Jeśli już mamy ochotę na pangę (suma rekiniego - panga to nazwa handlowa), najlepiej sięgnąć po taką, która nie pochodzi z hodowli. Wolno żyjący sum rekini zawiera dużo więcej cennych kwasów tłuszczowych. Niestety, w sprzedaży dostępna jest głównie ryba hodowlana. Nie jest szczególnie wskazana dla kobiet w ciąży, ponieważ aby ryby rozmnażały się w sztucznych warunkach, podawany jest im hormon gonadotropina kosmówkowa.
Panga zawiera sporo witamin z grupy B, a przede wszystkim B12, która m.in. chroni przed anemią oraz B3 (inaczej PP, czyli niacynę), obniżającą ciśnienie krwi i usprawniającą pracę serca. Panga zawiera duże ilości fosforu i potasu. Pierwszy z pierwiastków chroni m.in. przed artretyzmem, próchnicą i odżywia układ kostny. Natomiast potas odpowiada za prawidłowe funkcjonowanie układu mięśniowego. Kwasów omega-3 w 100 gramach suma rekiniego jest zaledwie 0,05 grama - dla porównania, takiej samej wielkości filet z łososia mieści ich prawie 4 gramy.
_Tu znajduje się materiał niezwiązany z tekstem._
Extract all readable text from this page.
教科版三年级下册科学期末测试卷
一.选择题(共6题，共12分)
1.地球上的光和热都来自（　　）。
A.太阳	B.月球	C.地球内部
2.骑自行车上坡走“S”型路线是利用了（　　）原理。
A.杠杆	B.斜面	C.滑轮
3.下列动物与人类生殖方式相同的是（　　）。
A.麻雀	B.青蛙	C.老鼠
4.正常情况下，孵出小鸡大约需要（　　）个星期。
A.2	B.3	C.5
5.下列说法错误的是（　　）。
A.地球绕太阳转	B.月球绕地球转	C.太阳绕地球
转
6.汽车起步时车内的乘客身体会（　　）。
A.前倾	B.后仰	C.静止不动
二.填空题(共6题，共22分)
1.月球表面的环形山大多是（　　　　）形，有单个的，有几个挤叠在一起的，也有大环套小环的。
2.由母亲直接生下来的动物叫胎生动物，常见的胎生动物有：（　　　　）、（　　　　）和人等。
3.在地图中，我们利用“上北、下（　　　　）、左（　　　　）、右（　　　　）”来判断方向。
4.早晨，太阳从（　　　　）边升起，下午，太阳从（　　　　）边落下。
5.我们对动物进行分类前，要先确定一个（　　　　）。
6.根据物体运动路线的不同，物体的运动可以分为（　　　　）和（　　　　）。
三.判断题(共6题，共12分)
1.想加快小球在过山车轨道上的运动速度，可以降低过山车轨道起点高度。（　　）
Zawiera także wprawdzie witaminę A, witaminę E oraz witaminę D są to jednak niewielkie ilości w porównaniu z innymi rybami. Mimo tych "braków" cieszy się dużą popularnością.
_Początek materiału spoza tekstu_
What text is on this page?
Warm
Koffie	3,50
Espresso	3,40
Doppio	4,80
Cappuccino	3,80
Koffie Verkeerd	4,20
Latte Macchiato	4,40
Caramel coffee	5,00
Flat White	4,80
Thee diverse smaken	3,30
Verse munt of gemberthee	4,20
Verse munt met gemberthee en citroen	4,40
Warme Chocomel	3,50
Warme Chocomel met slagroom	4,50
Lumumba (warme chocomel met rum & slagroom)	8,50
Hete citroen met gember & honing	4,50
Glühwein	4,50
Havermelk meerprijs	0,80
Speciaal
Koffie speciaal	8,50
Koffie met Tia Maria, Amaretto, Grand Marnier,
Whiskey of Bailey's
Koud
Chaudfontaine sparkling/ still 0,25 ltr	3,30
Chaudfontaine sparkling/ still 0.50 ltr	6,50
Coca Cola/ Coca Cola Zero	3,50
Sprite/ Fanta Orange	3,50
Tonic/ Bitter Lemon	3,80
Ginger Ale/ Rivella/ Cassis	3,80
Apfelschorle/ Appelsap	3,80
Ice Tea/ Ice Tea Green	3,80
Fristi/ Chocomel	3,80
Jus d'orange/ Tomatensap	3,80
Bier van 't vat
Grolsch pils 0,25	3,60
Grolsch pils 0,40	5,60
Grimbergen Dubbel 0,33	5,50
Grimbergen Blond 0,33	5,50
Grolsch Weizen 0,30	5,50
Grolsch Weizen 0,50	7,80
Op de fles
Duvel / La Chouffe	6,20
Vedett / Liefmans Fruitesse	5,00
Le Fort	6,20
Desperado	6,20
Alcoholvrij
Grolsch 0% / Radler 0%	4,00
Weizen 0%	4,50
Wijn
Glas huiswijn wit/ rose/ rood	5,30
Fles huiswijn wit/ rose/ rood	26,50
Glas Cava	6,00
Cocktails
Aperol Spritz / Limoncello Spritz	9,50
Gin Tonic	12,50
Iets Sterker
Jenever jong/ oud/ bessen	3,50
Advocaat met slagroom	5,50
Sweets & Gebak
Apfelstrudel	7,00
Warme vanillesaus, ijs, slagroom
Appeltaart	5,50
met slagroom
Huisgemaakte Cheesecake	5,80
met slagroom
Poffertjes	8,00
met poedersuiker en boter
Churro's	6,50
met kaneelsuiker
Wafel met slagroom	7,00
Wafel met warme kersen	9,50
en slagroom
Dobra i zdrowa ryba to taka, która jest świeża. Nasz niepokój powinien zwrócić przede wszystkim:
Dużą ostrożność należy zachować także przy kupowaniu ryby wędzonej. Dobrze uwędzona pachnie dymem. Jeśli wyczujemy kwaśną woń, a na mięsie występują białe lub czarne plamy możemy mieć pewność, że ryba jest popsuta. Uwagę warto zwrócić również na mięso w okolicach kręgosłupa. Jeśli jest czerwone - ryba nie nadaje się do jedzenia.